Long-winged orange acraea

Scientific classification
- Kingdom: Animalia
- Phylum: Arthropoda
- Class: Insecta
- Order: Lepidoptera
- Family: Nymphalidae
- Genus: Acraea
- Species: A. alalonga
- Binomial name: Acraea alalonga (Henning & Henning, 1996)
- Synonyms: Actinote alalonga Henning & Henning, 1996; Hyalites alalonga (Henning & Henning, 1996); Telchinia alalonga Henning & Henning, 1996;

= Acraea alalonga =

- Authority: (Henning & Henning, 1996)
- Synonyms: Actinote alalonga Henning & Henning, 1996, Hyalites alalonga (Henning & Henning, 1996), Telchinia alalonga Henning & Henning, 1996

Species of butterfly

Acraea alalonga, the long-winged orange acraea, is a butterfly of the family Nymphalidae.
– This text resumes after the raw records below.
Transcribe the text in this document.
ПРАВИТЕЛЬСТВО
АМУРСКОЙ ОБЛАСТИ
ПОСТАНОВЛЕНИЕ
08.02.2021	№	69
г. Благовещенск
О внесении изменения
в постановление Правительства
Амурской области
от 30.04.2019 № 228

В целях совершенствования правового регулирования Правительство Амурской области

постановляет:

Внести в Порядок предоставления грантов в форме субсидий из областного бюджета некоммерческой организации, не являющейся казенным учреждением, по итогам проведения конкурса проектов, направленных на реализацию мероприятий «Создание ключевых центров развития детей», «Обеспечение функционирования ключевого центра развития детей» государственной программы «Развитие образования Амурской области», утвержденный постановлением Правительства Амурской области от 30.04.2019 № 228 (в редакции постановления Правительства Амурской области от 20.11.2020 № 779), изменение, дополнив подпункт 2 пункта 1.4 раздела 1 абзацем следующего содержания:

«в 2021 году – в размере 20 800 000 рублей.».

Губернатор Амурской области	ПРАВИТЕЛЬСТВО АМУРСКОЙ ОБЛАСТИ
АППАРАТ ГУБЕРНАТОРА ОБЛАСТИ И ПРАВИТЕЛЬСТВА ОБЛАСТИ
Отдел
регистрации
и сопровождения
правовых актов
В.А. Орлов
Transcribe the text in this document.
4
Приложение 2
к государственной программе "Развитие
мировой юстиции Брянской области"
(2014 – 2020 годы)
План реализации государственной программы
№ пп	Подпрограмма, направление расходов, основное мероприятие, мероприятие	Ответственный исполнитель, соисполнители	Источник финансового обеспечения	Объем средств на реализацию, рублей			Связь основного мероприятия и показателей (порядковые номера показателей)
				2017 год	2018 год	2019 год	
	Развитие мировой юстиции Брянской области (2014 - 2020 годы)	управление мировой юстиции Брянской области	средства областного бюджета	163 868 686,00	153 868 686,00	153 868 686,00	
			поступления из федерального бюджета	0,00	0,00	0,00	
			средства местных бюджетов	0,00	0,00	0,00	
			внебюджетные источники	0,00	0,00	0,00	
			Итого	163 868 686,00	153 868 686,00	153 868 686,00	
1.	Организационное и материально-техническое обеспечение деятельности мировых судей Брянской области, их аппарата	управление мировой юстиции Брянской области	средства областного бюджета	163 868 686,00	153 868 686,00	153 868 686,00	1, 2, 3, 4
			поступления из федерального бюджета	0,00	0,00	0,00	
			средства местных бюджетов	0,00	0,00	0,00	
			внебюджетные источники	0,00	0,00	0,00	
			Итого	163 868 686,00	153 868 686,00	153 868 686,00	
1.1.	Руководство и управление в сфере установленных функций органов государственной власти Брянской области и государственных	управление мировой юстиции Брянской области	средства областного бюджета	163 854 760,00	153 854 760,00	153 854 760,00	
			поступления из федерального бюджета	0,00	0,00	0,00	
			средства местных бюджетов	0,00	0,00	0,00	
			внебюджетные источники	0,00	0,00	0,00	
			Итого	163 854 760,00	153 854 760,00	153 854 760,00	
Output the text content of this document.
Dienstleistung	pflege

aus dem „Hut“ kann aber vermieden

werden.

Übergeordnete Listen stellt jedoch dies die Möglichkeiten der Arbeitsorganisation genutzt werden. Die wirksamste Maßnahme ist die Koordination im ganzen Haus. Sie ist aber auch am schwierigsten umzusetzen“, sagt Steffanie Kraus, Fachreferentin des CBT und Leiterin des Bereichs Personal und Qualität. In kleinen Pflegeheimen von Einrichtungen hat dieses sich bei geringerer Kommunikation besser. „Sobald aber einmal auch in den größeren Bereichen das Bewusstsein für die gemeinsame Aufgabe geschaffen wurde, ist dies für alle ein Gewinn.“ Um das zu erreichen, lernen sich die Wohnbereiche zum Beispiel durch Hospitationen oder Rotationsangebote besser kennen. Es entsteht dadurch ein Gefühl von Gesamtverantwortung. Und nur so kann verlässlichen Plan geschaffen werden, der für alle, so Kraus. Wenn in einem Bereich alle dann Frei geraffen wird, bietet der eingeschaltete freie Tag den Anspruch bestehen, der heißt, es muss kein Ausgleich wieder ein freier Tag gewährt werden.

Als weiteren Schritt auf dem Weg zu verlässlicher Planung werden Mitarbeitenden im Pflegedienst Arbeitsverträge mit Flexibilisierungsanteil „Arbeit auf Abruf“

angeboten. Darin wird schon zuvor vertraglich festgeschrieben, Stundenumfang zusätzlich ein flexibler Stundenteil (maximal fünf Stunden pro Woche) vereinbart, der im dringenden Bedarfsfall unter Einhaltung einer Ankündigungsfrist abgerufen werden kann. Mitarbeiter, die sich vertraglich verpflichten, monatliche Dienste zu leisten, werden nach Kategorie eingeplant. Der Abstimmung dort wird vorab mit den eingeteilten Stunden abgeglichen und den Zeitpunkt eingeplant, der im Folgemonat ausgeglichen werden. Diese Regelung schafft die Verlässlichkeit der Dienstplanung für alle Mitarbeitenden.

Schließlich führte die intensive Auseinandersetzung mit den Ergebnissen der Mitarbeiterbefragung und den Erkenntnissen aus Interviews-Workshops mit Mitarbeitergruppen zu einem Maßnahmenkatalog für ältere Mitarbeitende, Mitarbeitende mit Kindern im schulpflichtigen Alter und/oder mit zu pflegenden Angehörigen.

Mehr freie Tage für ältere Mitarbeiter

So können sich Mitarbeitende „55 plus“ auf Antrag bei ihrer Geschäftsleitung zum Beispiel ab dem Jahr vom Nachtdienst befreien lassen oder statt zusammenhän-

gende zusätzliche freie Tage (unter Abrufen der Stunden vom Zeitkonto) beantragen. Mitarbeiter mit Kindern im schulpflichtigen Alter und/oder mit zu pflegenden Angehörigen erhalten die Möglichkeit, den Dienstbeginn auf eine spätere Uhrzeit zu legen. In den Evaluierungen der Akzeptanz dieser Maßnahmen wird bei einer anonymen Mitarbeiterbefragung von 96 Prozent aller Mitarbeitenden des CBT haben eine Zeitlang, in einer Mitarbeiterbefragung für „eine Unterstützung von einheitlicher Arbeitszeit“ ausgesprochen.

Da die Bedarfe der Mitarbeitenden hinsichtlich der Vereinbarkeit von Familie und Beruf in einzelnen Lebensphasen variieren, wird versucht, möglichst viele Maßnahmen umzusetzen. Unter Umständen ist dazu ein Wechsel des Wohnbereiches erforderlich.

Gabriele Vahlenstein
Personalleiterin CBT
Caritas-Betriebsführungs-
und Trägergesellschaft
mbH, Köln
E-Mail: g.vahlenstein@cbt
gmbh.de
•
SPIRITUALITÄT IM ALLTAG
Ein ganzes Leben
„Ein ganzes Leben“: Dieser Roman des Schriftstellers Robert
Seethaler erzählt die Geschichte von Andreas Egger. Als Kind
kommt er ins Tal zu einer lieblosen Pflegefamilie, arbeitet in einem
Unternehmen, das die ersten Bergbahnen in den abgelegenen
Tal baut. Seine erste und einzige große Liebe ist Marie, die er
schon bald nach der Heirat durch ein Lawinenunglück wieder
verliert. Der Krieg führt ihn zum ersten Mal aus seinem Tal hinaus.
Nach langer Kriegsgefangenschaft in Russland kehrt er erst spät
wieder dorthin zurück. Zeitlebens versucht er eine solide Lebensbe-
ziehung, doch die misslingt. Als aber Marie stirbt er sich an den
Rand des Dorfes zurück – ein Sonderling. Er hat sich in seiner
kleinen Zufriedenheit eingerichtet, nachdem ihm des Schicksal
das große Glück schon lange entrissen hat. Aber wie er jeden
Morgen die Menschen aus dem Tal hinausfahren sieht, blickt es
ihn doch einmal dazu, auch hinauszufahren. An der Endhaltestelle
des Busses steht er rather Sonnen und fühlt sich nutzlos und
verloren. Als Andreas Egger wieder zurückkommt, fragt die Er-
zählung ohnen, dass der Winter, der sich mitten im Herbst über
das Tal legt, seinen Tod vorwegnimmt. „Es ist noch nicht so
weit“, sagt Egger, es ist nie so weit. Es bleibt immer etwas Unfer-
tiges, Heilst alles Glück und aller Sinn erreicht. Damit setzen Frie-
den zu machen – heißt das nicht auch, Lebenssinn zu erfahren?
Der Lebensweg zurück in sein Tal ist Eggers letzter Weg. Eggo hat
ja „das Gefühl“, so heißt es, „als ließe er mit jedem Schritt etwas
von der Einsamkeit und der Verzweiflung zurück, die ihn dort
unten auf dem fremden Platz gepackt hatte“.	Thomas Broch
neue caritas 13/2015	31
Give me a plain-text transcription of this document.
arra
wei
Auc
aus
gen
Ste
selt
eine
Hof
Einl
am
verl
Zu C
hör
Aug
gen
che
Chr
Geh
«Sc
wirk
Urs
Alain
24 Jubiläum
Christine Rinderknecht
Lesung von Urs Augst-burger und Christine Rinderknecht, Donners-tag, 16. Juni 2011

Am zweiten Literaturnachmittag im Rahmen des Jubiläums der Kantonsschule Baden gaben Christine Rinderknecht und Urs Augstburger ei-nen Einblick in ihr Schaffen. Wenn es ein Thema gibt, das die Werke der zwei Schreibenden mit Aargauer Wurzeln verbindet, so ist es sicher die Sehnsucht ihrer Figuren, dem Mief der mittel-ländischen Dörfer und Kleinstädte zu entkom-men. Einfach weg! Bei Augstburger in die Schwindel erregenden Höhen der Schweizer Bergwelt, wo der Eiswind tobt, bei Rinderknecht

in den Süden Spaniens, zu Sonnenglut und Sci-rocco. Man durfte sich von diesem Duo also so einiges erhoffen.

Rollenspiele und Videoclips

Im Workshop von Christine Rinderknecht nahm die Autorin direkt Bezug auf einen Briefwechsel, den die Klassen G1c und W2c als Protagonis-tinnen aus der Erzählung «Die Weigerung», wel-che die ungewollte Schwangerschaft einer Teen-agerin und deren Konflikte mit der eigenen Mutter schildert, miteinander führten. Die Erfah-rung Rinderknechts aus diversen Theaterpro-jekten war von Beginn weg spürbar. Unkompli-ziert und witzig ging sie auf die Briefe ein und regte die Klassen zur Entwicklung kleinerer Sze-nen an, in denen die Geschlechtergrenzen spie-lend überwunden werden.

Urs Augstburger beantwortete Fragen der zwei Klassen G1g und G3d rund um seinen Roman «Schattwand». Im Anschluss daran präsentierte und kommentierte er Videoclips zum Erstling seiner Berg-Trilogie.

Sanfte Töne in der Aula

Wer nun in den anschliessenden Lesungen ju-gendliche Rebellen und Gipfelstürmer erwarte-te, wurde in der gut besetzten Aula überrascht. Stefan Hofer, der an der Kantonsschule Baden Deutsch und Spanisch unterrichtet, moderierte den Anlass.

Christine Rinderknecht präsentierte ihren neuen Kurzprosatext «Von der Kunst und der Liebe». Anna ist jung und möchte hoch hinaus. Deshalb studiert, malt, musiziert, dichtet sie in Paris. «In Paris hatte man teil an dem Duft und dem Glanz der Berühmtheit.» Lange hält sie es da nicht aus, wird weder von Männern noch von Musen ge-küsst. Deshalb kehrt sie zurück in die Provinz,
It is found in montane grassland from the Drakensberg and midlands in KwaZulu-Natal, north into Mpumalanga and the Wolkberg in Limpopo.

The wingspan is 54–74 mm for males and 58–74 mm for females. Adults are on wing from November to January (with a peak in December) and from March to May (with a peak in April). There are two generations per year.

The larvae feed on Fabaceae species, including Aeschynomene species.